- Pharung Location in Manipur, India Pharung Pharung (India)
- Coordinates: 25°04′53″N 94°19′05″E﻿ / ﻿25.08139°N 94.31806°E
- Country: India
- State: Manipur
- District: Ukhrul

Population
- • Total: 1,109

Languages
- • Official: Tangkhul Pharung tou
- Time zone: UTC+5:30 (IST)
- PIN: 795142
- Vehicle registration: MN
- Nearest city: Ukhrul Imphal
- Literacy: 81.52%
- Lok Sabha constituency: Outer Manipur
- Vidhan Sabha constituency: Ukhrul
- Website: manipur.gov.in

= Pharung =

Pharung also called as Shimtang is a village located west of Ukhrul in Ukhrul district, Manipur state, India. The village falls under Ukhrul sub division. Pharung borders with Hunphun (Ukhrul) village and Hungpung. The village is connected by the old National highway road route. Pharung is flanked by Ukhrul in the east, Seikhor in the west, Tashar in the south and Ngainga in the north. Locally the inhabitants speak Pharung tou which belongs to the Tibeto-Burman language family.

==Total population==
According to 2011 census, Pharung has 175 households with the total of 1109 people of which 553 are male and 556 are female.

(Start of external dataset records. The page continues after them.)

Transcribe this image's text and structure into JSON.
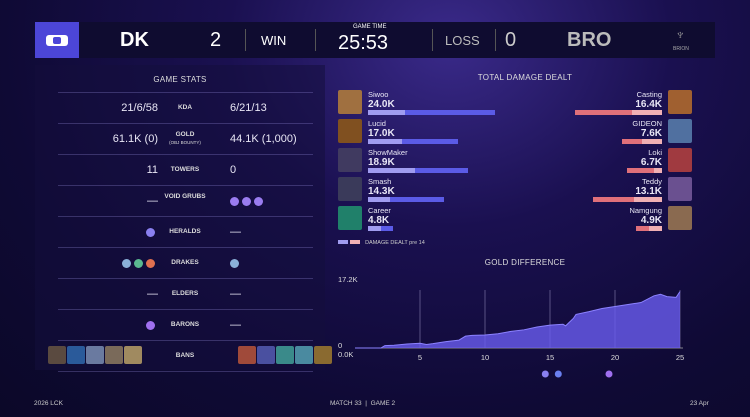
{
  "header": {
    "team_left": "DK",
    "score_left": "2",
    "result_left": "WIN",
    "game_time_label": "GAME TIME",
    "game_time": "25:53",
    "result_right": "LOSS",
    "score_right": "0",
    "team_right": "BRO",
    "brand_right": "BRION"
  },
  "game_stats": {
    "title": "GAME STATS",
    "rows": [
      {
        "label": "KDA",
        "left": "21/6/58",
        "right": "6/21/13"
      },
      {
        "label": "GOLD",
        "sublabel": "(OBJ BOUNTY)",
        "left": "61.1K (0)",
        "right": "44.1K (1,000)"
      },
      {
        "label": "TOWERS",
        "left": "11",
        "right": "0"
      },
      {
        "label": "VOID GRUBS",
        "left": "—",
        "right_icons": [
          "grub-icon",
          "grub-icon",
          "grub-icon"
        ]
      },
      {
        "label": "HERALDS",
        "left_icons": [
          "herald-icon"
        ],
        "right": "—"
      },
      {
        "label": "DRAKES",
        "left_icons": [
          "cloud-drake-icon",
          "mountain-drake-icon",
          "chemtech-drake-icon"
        ],
        "right_icons": [
          "cloud-drake-icon"
        ]
      },
      {
        "label": "ELDERS",
        "left": "—",
        "right": "—"
      },
      {
        "label": "BARONS",
        "left_icons": [
          "baron-icon"
        ],
        "right": "—"
      },
      {
        "label": "BANS",
        "left_count": 5,
        "right_count": 5
      }
    ]
  },
  "damage": {
    "title": "TOTAL DAMAGE DEALT",
    "legend": "DAMAGE DEALT pre 14",
    "colors": {
      "blue": "#5b5be6",
      "blue_light": "#a09cf0",
      "red": "#e0707a",
      "red_light": "#f0b0b4"
    },
    "left": [
      {
        "name": "Siwoo",
        "value": "24.0K",
        "total": 24.0,
        "pre14": 7.0
      },
      {
        "name": "Lucid",
        "value": "17.0K",
        "total": 17.0,
        "pre14": 6.4
      },
      {
        "name": "ShowMaker",
        "value": "18.9K",
        "total": 18.9,
        "pre14": 8.9
      },
      {
        "name": "Smash",
        "value": "14.3K",
        "total": 14.3,
        "pre14": 4.1
      },
      {
        "name": "Career",
        "value": "4.8K",
        "total": 4.8,
        "pre14": 2.4
      }
    ],
    "right": [
      {
        "name": "Casting",
        "value": "16.4K",
        "total": 16.4,
        "pre14": 5.6
      },
      {
        "name": "GIDEON",
        "value": "7.6K",
        "total": 7.6,
        "pre14": 3.8
      },
      {
        "name": "Loki",
        "value": "6.7K",
        "total": 6.7,
        "pre14": 1.5
      },
      {
        "name": "Teddy",
        "value": "13.1K",
        "total": 13.1,
        "pre14": 5.3
      },
      {
        "name": "Namgung",
        "value": "4.9K",
        "total": 4.9,
        "pre14": 2.5
      }
    ]
  },
  "chart_data": {
    "type": "area",
    "title": "GOLD DIFFERENCE",
    "ymax_label": "17.2K",
    "ymin_label": "0.0K",
    "ylim": [
      0,
      17.2
    ],
    "xlim": [
      0,
      25
    ],
    "xticks": [
      "0",
      "5",
      "10",
      "15",
      "20",
      "25"
    ],
    "grid": true,
    "color": "#6a5cf0",
    "x": [
      0,
      2,
      2.3,
      3,
      4,
      5,
      5.5,
      6,
      7,
      8,
      8.5,
      9,
      10,
      11,
      12,
      13,
      14,
      15,
      16,
      16.2,
      16.8,
      17,
      18,
      19,
      20,
      21,
      22,
      23,
      23.5,
      24,
      24.7,
      25
    ],
    "y": [
      0,
      0,
      0.6,
      0.7,
      1.0,
      1.2,
      0.9,
      1.1,
      1.6,
      2.0,
      3.0,
      3.2,
      3.3,
      3.6,
      4.2,
      4.6,
      5.3,
      5.8,
      6.0,
      5.6,
      7.5,
      8.5,
      9.2,
      10.0,
      10.5,
      11.0,
      11.5,
      13.2,
      13.6,
      13.0,
      12.8,
      14.3
    ],
    "events": [
      "herald-icon",
      "atakhan-icon",
      "baron-icon"
    ]
  },
  "footer": {
    "left": "2026 LCK",
    "center": "MATCH 33  |  GAME 2",
    "right": "23 Apr"
  }
}
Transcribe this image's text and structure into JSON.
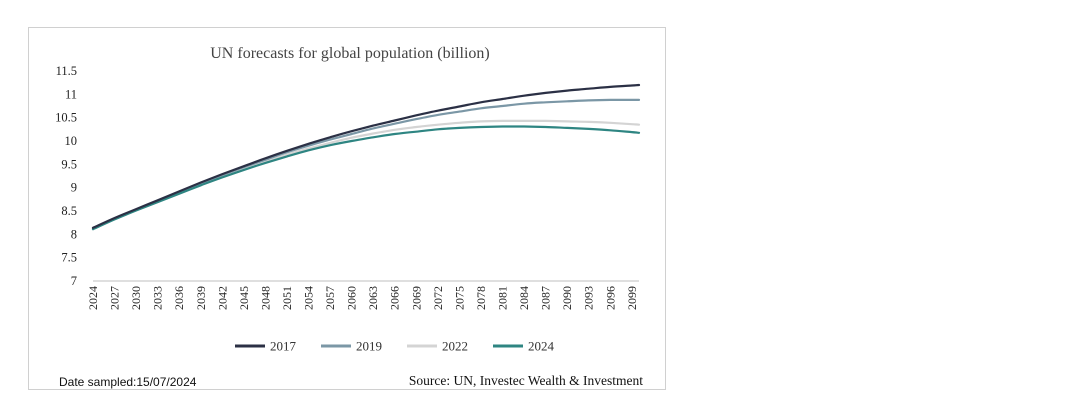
{
  "chart_data": {
    "type": "line",
    "title": "UN  forecasts for global population (billion)",
    "xlabel": "",
    "ylabel": "",
    "ylim": [
      7,
      11.5
    ],
    "yticks": [
      "11.5",
      "11",
      "10.5",
      "10",
      "9.5",
      "9",
      "8.5",
      "8",
      "7.5",
      "7"
    ],
    "x": [
      2024,
      2027,
      2030,
      2033,
      2036,
      2039,
      2042,
      2045,
      2048,
      2051,
      2054,
      2057,
      2060,
      2063,
      2066,
      2069,
      2072,
      2075,
      2078,
      2081,
      2084,
      2087,
      2090,
      2093,
      2096,
      2099
    ],
    "xlim": [
      2024,
      2100
    ],
    "legend_position": "bottom",
    "series": [
      {
        "name": "2017",
        "color": "#2b3045",
        "values": [
          8.14,
          8.35,
          8.54,
          8.73,
          8.92,
          9.11,
          9.29,
          9.46,
          9.63,
          9.79,
          9.94,
          10.08,
          10.21,
          10.33,
          10.44,
          10.55,
          10.65,
          10.74,
          10.83,
          10.9,
          10.97,
          11.03,
          11.08,
          11.12,
          11.16,
          11.19
        ]
      },
      {
        "name": "2019",
        "color": "#7b97a6",
        "values": [
          8.13,
          8.34,
          8.53,
          8.72,
          8.91,
          9.09,
          9.27,
          9.44,
          9.6,
          9.76,
          9.9,
          10.03,
          10.15,
          10.27,
          10.37,
          10.47,
          10.56,
          10.63,
          10.7,
          10.75,
          10.8,
          10.83,
          10.85,
          10.87,
          10.88,
          10.88
        ]
      },
      {
        "name": "2022",
        "color": "#d4d4d4",
        "values": [
          8.12,
          8.33,
          8.52,
          8.71,
          8.89,
          9.07,
          9.25,
          9.41,
          9.57,
          9.71,
          9.84,
          9.96,
          10.07,
          10.16,
          10.24,
          10.3,
          10.35,
          10.39,
          10.42,
          10.43,
          10.43,
          10.43,
          10.42,
          10.41,
          10.39,
          10.36
        ]
      },
      {
        "name": "2024",
        "color": "#2e8582",
        "values": [
          8.11,
          8.32,
          8.51,
          8.69,
          8.87,
          9.05,
          9.22,
          9.38,
          9.53,
          9.67,
          9.8,
          9.91,
          10.0,
          10.08,
          10.15,
          10.2,
          10.25,
          10.28,
          10.3,
          10.31,
          10.31,
          10.3,
          10.28,
          10.26,
          10.23,
          10.19
        ]
      }
    ]
  },
  "footer": {
    "date_sampled": "Date sampled:15/07/2024",
    "source": "Source: UN, Investec Wealth & Investment"
  }
}
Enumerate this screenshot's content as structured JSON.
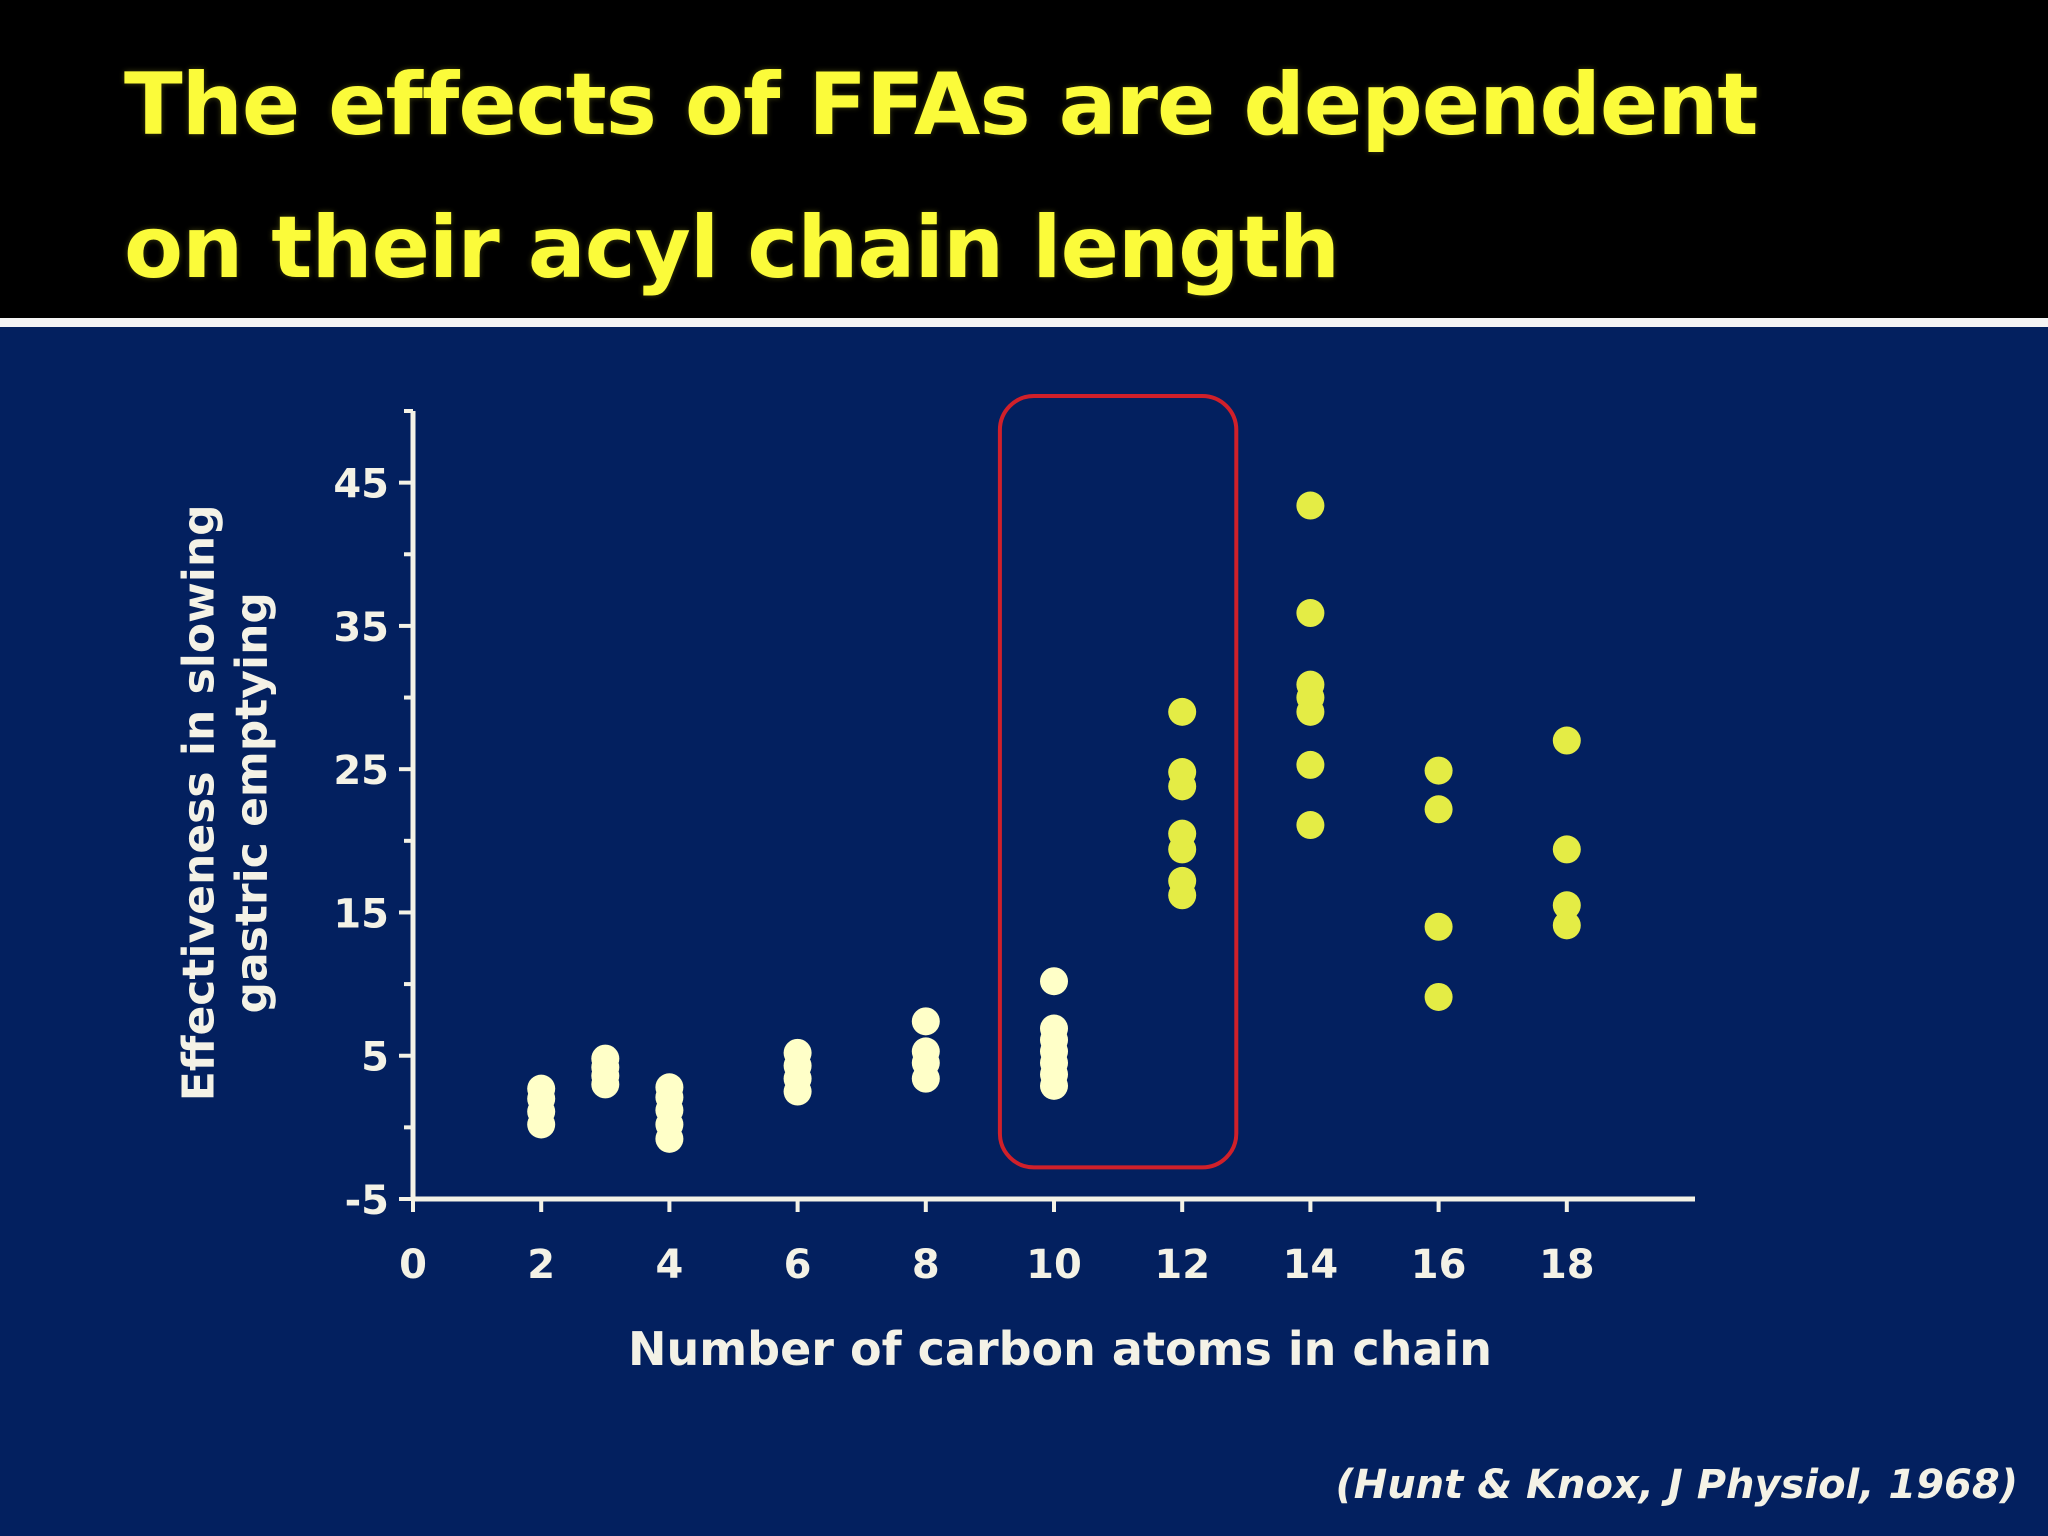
{
  "slide": {
    "title_line1": "The effects of FFAs are dependent",
    "title_line2": "on their acyl chain length",
    "citation": "(Hunt & Knox, J Physiol, 1968)"
  },
  "colors": {
    "title_bg": "#000000",
    "title_text": "#fbfb3a",
    "background": "#03205f",
    "axis": "#f4f2e6",
    "points_short_chain": "#ffffc8",
    "points_long_chain": "#e4ec45",
    "highlight_box": "#d0202a"
  },
  "chart_data": {
    "type": "scatter",
    "title": "",
    "xlabel": "Number of carbon atoms in chain",
    "ylabel_line1": "Effectiveness in slowing",
    "ylabel_line2": "gastric emptying",
    "xlim": [
      0,
      20
    ],
    "ylim": [
      -5,
      50
    ],
    "x_ticks": [
      0,
      2,
      4,
      6,
      8,
      10,
      12,
      14,
      16,
      18
    ],
    "y_ticks": [
      -5,
      5,
      15,
      25,
      35,
      45
    ],
    "grid": false,
    "legend": "none",
    "highlight": {
      "x_range": [
        9,
        13
      ],
      "label": ""
    },
    "series": [
      {
        "group": "short",
        "points": [
          [
            2,
            0.2
          ],
          [
            2,
            1.1
          ],
          [
            2,
            2.0
          ],
          [
            2,
            2.7
          ],
          [
            3,
            3.0
          ],
          [
            3,
            3.6
          ],
          [
            3,
            4.2
          ],
          [
            3,
            4.8
          ],
          [
            4,
            -0.8
          ],
          [
            4,
            0.2
          ],
          [
            4,
            1.2
          ],
          [
            4,
            2.1
          ],
          [
            4,
            2.8
          ],
          [
            6,
            2.5
          ],
          [
            6,
            3.4
          ],
          [
            6,
            4.3
          ],
          [
            6,
            5.2
          ],
          [
            8,
            3.4
          ],
          [
            8,
            4.5
          ],
          [
            8,
            5.3
          ],
          [
            8,
            7.4
          ],
          [
            10,
            2.9
          ],
          [
            10,
            3.7
          ],
          [
            10,
            4.5
          ],
          [
            10,
            5.3
          ],
          [
            10,
            6.1
          ],
          [
            10,
            6.9
          ],
          [
            10,
            10.2
          ]
        ]
      },
      {
        "group": "long",
        "points": [
          [
            12,
            16.2
          ],
          [
            12,
            17.2
          ],
          [
            12,
            19.4
          ],
          [
            12,
            20.5
          ],
          [
            12,
            23.8
          ],
          [
            12,
            24.8
          ],
          [
            12,
            29.0
          ],
          [
            14,
            21.1
          ],
          [
            14,
            25.3
          ],
          [
            14,
            29.0
          ],
          [
            14,
            30.0
          ],
          [
            14,
            30.9
          ],
          [
            14,
            35.9
          ],
          [
            14,
            43.4
          ],
          [
            16,
            9.1
          ],
          [
            16,
            14.0
          ],
          [
            16,
            22.2
          ],
          [
            16,
            24.9
          ],
          [
            18,
            14.1
          ],
          [
            18,
            15.5
          ],
          [
            18,
            19.4
          ],
          [
            18,
            27.0
          ]
        ]
      }
    ]
  }
}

Of the total population, 173 were in the age group of 0–6 years. The average sex ratio of the village is 1005 female to 1000 male which is higher than the state average of 985. The literacy rate of the village stands at 81.52% which is higher than the state average 76.94%. Male literacy rate stands at 86.17% while female literacy rate was 76.82%.

==People and occupation==
The village is home to people of Tangkhul Naga tribe. Majority of the inhabitants are Christians. Agriculture is the primary occupation of the inhabitants. Pharung is one of the 44 villages in Ukhrul district that would be affected being a catchment area when the Mapithel Dam is finally completed and fully functional.